On April 10, Aetna announced that first quarter 2001 earnings would be significantly lower than previous estimates because of approximately $90 million more of medical costs than had been expected related to services performed in prior quarters, primarily in the fourth quarter of last year. Almost one-half of this amount was caused by additional medical costs related to a Medicare market that the company exited effective the end of last year. Even using just 50% of the $90 million, this could push the company’s medical loss ratio from an estimated 87.5% to well over 88% for the first quarter of 2001. News of this unexpected rise in medical costs sent AET’s stock to a 52-week low of $26.75, down 24% from the March 28 jump in price, and caused a sell-off in other managed care stocks as well.

The other 50% came from a 100 basis point increase in a fourth quarter commercial HMO medical cost trend that was not expected. According to the company, this cost trend in the first quarter of 2001 is also running "considerably" higher than previously expected. When AET’s new CEO states that these "continued increases in medical costs are clearly unacceptable and do not reflect the positive potential of Aetna," consumers and physicians should expect an increase in denials and slower payment of claims in general. The positive potential, of course, is a reference to the company’s earnings capability and its stock price.

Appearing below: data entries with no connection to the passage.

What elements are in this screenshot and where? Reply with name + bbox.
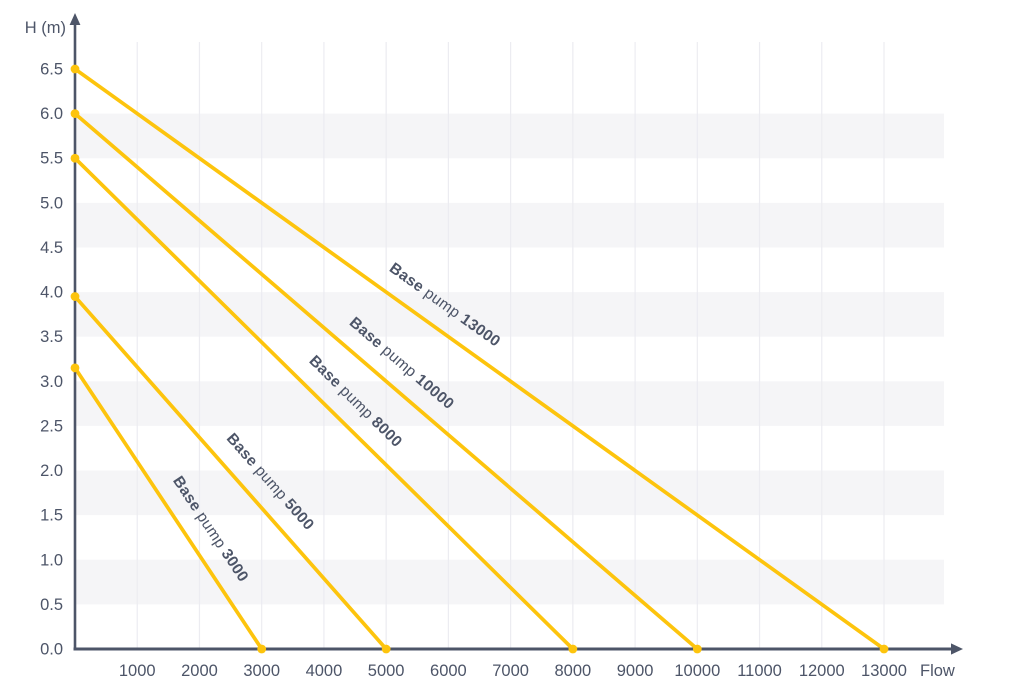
x-tick-label-2000: 2000 (181, 662, 218, 680)
y-tick-label-0.5: 0.5 (40, 596, 63, 614)
curves-layer (73, 67, 886, 651)
x-tick-label-13000: 13000 (861, 662, 907, 680)
curve-start-dot-3000 (70, 363, 80, 373)
x-tick-label-4000: 4000 (306, 662, 343, 680)
pump-curve-10000 (73, 111, 700, 651)
curve-end-dot-8000 (568, 644, 578, 654)
y-tick-label-2.5: 2.5 (40, 417, 63, 435)
pump-curve-8000 (73, 156, 575, 651)
pump-curve-5000 (73, 294, 389, 651)
stripe-band (75, 470, 944, 516)
y-tick-label-3.0: 3.0 (40, 373, 63, 391)
y-tick-label-4.5: 4.5 (40, 239, 63, 257)
curve-start-dot-8000 (70, 153, 80, 163)
stripe-band (75, 381, 944, 426)
stripe-band (75, 559, 944, 605)
pump-curve-13000 (73, 67, 886, 651)
curve-end-dot-10000 (692, 644, 702, 654)
gridlines-layer (136, 42, 885, 649)
x-axis-title: Flow (920, 662, 955, 680)
x-tick-label-3000: 3000 (243, 662, 280, 680)
curve-start-dot-5000 (70, 292, 80, 301)
y-tick-label-6.0: 6.0 (40, 105, 63, 123)
x-tick-label-6000: 6000 (430, 662, 467, 680)
stripe-bands-layer (75, 113, 944, 605)
stripe-band (75, 292, 944, 337)
y-tick-label-2.0: 2.0 (40, 462, 63, 480)
stripe-band (75, 113, 944, 159)
y-tick-label-5.0: 5.0 (40, 194, 63, 212)
y-tick-label-1.0: 1.0 (40, 551, 63, 569)
y-axis-arrow-icon (69, 13, 81, 25)
pump-curve-3000 (73, 366, 264, 651)
axes-layer (69, 13, 963, 655)
x-tick-label-7000: 7000 (492, 662, 529, 680)
y-tick-label-1.5: 1.5 (40, 507, 63, 525)
x-tick-label-10000: 10000 (674, 662, 720, 680)
x-tick-label-11000: 11000 (737, 662, 782, 680)
y-tick-label-6.5: 6.5 (40, 60, 63, 78)
x-tick-label-1000: 1000 (119, 662, 156, 680)
y-tick-label-5.5: 5.5 (40, 150, 63, 168)
curve-end-dot-5000 (381, 644, 391, 654)
y-axis-title: H (m) (25, 19, 66, 37)
x-tick-label-9000: 9000 (617, 662, 654, 680)
curve-start-dot-13000 (70, 64, 80, 74)
curve-end-dot-13000 (879, 644, 889, 654)
x-tick-label-5000: 5000 (368, 662, 405, 680)
y-tick-label-3.5: 3.5 (40, 328, 63, 346)
x-axis-arrow-icon (951, 643, 963, 655)
y-tick-label-0.0: 0.0 (40, 641, 63, 659)
curve-start-dot-10000 (70, 109, 80, 119)
tick-labels-layer: 1000 2000 3000 4000 5000 6000 7000 8000 9000 1000… (40, 60, 907, 680)
y-tick-label-4.0: 4.0 (40, 284, 63, 302)
curve-end-dot-3000 (257, 644, 267, 654)
x-tick-label-12000: 12000 (799, 662, 845, 680)
curve-endpoints-layer (70, 64, 889, 654)
x-tick-label-8000: 8000 (554, 662, 591, 680)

Prior to the higher medical costs announcement, AET had projected that the company would earn between $1.20 and $1.30 per share in 2001, which translates to $175 million to $190 million. Even with 50% of the $90 million mentioned above treated as a nonrecurring "other item" in the first quarter, earnings per share will drop significantly for the year, especially since medical costs still have not been controlled. The issue is whether Aetna can get these costs under control without damaging the company’s relationship with the medical community, or the consumer, more than it already has in the past year or two.

Aetna is one of eight health insurers that are defendants in a federal lawsuit filed by doctors in seven states, recently joined by the medical associations of California and Texas, that accuses the companies of a pattern of racketeering activity to deny medical care. In addition, Aetna is one of six HMOs in Connecticut that are being sued by two physician groups (that have been joined by the Connecticut Attorney General) for slow claims payments and arbitrary denial of medical care. Whether there is merit in either of these cases is unclear. What is clear, however, is that if Aetna, or any of the other managed care companies, tries to lower medical costs in an effort to protect earnings, it will be their legal costs that will have to be watched.